Who hasn’t made up their own original dialogue to pre-existing images? Print newspapers had a long history of running caption contests; Mystery Science Theater 3000 only validated something people have been doing at the movies probably since film was invented; and I’m sure I’m not the only person who has amused themselves at the art museum by making up goofy backstories to the pictures. Juxtaposition of new words to pre-existing images might be inherently satirical; it certainly is in Wondermark, David Malki’s hilarious and profound mashup of Victorian-era imagery and 21st-century zeitgeist.
The architecture of Wondermark is simple: Malki takes public-domain images, edits them into (mostly) straightforward collages, and writes dialogue for the people or animals depicted therein. The comic features almost no repeating characters, and extended story arcs more than four or five episodes long are extremely rare. With no relationships between characters to maintain, with no internal verity or consistency to be expected, Malki is free to make his characters do or say whatever he wants. This can range from the mundane through a spectrum of hilarious bizarrerie. Malki’s preoccupations have changed over the eighteen-year history of his comic; in the first few years, sex was referenced much more overtly, there were more cats, and there was also a higher degree of morbid or gallows humor evident.
In Wondermark’s middle period (which I will arbitrarily define as comics numbered approximately 600-800), complicated, steampunk-esque mechanisms were frequently deployed to add visual oddity to the strip, and this could be considered the high point of the strip's visual humor. Since then, Malki seems to have settled into a predominant interest in commentary on contemporary society, how it works, how it thinks, how it thinks about itself, and the lies it tells itself so as not to feel depressed all of the time. Wondermark’s characters might look like they are from the late 19th century, but they exist in the contemporary moment; they have mobile phones, Facebook accounts, and all the rest. The perspective they employ is that of a desk worker who keeps tabs on the surrounding world and who is more-than-usually talkative about their own motivations and thought processes.
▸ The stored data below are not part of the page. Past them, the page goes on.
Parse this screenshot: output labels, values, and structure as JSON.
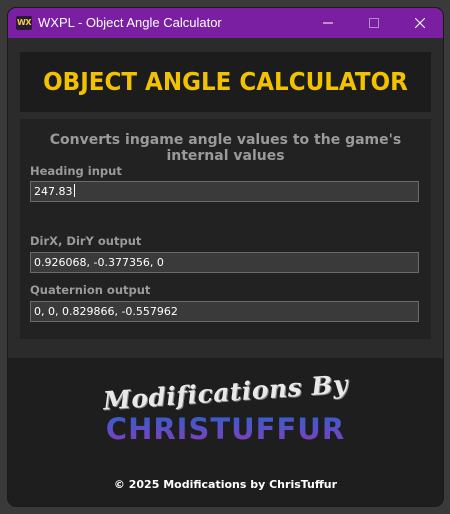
{
  "window": {
    "icon_text": "WX",
    "title": "WXPL - Object Angle Calculator"
  },
  "header": {
    "title": "OBJECT ANGLE CALCULATOR"
  },
  "main": {
    "subtitle": "Converts ingame angle values to the game's internal values",
    "heading_label": "Heading input",
    "heading_value": "247.83",
    "dir_label": "DirX, DirY output",
    "dir_value": "0.926068, -0.377356, 0",
    "quat_label": "Quaternion output",
    "quat_value": "0, 0, 0.829866, -0.557962"
  },
  "footer": {
    "logo_script": "Modifications By",
    "logo_name": "CHRISTUFFUR",
    "copyright": "© 2025 Modifications by ChrisTuffur"
  },
  "colors": {
    "titlebar": "#7a1fa2",
    "accent_title": "#f2c200"
  }
}
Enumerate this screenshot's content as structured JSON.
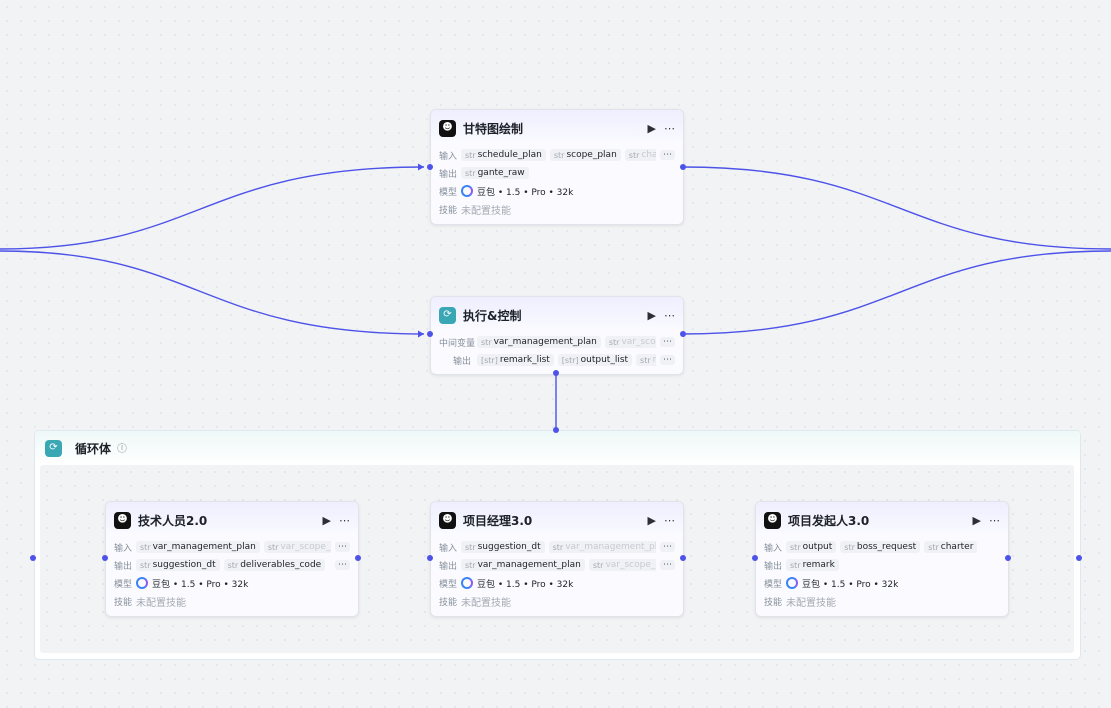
{
  "colors": {
    "edge": "#4d53e8",
    "loop_accent": "#3aa7b5",
    "node_bg": "#fbfbff"
  },
  "icons": {
    "node": "ghost-bot-icon",
    "loop": "loop-arrows-icon",
    "run": "play-icon",
    "more": "more-dots-icon",
    "model": "doubao-model-icon",
    "info": "info-icon"
  },
  "nodes": {
    "gantt": {
      "title": "甘特图绘制",
      "input_label": "输入",
      "inputs": [
        {
          "type": "str",
          "name": "schedule_plan"
        },
        {
          "type": "str",
          "name": "scope_plan"
        },
        {
          "type": "str",
          "name": "char"
        }
      ],
      "output_label": "输出",
      "outputs": [
        {
          "type": "str",
          "name": "gante_raw"
        }
      ],
      "model_label": "模型",
      "model": "豆包 • 1.5 • Pro • 32k",
      "skill_label": "技能",
      "skill": "未配置技能"
    },
    "exec": {
      "title": "执行&控制",
      "mid_label": "中间变量",
      "mids": [
        {
          "type": "str",
          "name": "var_management_plan"
        },
        {
          "type": "str",
          "name": "var_scop"
        }
      ],
      "output_label": "输出",
      "outputs": [
        {
          "type": "[str]",
          "name": "remark_list"
        },
        {
          "type": "[str]",
          "name": "output_list"
        },
        {
          "type": "str",
          "name": "ma"
        }
      ]
    },
    "tech": {
      "title": "技术人员2.0",
      "input_label": "输入",
      "inputs": [
        {
          "type": "str",
          "name": "var_management_plan"
        },
        {
          "type": "str",
          "name": "var_scope_p"
        }
      ],
      "output_label": "输出",
      "outputs": [
        {
          "type": "str",
          "name": "suggestion_dt"
        },
        {
          "type": "str",
          "name": "deliverables_code"
        }
      ],
      "model_label": "模型",
      "model": "豆包 • 1.5 • Pro • 32k",
      "skill_label": "技能",
      "skill": "未配置技能"
    },
    "pm": {
      "title": "项目经理3.0",
      "input_label": "输入",
      "inputs": [
        {
          "type": "str",
          "name": "suggestion_dt"
        },
        {
          "type": "str",
          "name": "var_management_pla"
        }
      ],
      "output_label": "输出",
      "outputs": [
        {
          "type": "str",
          "name": "var_management_plan"
        },
        {
          "type": "str",
          "name": "var_scope_p"
        }
      ],
      "model_label": "模型",
      "model": "豆包 • 1.5 • Pro • 32k",
      "skill_label": "技能",
      "skill": "未配置技能"
    },
    "sponsor": {
      "title": "项目发起人3.0",
      "input_label": "输入",
      "inputs": [
        {
          "type": "str",
          "name": "output"
        },
        {
          "type": "str",
          "name": "boss_request"
        },
        {
          "type": "str",
          "name": "charter"
        }
      ],
      "output_label": "输出",
      "outputs": [
        {
          "type": "str",
          "name": "remark"
        }
      ],
      "model_label": "模型",
      "model": "豆包 • 1.5 • Pro • 32k",
      "skill_label": "技能",
      "skill": "未配置技能"
    }
  },
  "loop": {
    "title": "循环体"
  },
  "glyphs": {
    "run": "▶",
    "more": "⋯",
    "ellipsis": "⋯",
    "info": "i"
  }
}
Malki does not explore the possibilities of the webcomic medium as much as he could. There are probably less than five wondermarks which feature animation; less than fifty which require the reader to scroll down to read the whole thing. Images are not the main point for Malki, even though he has said that assembling crazy collages of machines might be his favorite part of making the comic. The real point is his satirical take on modern American culture. Almost the entire corpus could be put into two buckets—“people are stupid” and “people are crazy”—with the rest just being flat-out freaky-weird. But even these are quite often some absurd exaggeration of an aspect of modern life. Have you ever had someone in your life judge your valuation of them by your interest in their hobbies? There is a wondermark for that. Have you ever felt the actions of corporations can only be explained as completely arbitrary caprices? There is a wondermark for that. Perhaps Malki’s crazy machines are to be read as a metaphor for the wacky, mixed-up, liable-to-explode-apart-at-any-moment state of contemporary culture. Perhaps.
The real value of Wondermark lies in its reminding us to not get too invested in our own way of doing things—showing us that, for just about every action we can take, there is a perspective where that action seems ridiculous. And that’s a good thing; no created being has a right to be taken 100% seriously all the time. Perhaps that is why men rarely get the best of women in an argument in the comic.
Malki exercises admirable restraint and does not ever, to my knowledge, comment about his own strip in the strip itself (although some of his guest writers have done so). This is not to say that Malki doesn’t care about the medium of comics. In 2005, he wrote a series of critical essays about newspaper comics, taking a mostly dismissive tone and encouraging his readers to not stand for such twaddle. His essay “Recontextualization” from that series provides an interesting foil to the entire body of Wondermark proper; recontextualization is what Wondermark is all about, the antique images given new surroundings and made to comment on our own absurd time. The tension between the fauxtopia of an idealized Victorian era, presented through images, and the wry, ironic stance Malki takes in the strip's dialogue, is the motive power that drives much of the strip’s humor. Would Malki say that idealizing the past distracts us from our own problems? That is hard to answer. Right now, he probably would say, our problems can’t readily be fixed—we're just too busy laughing at them to do so.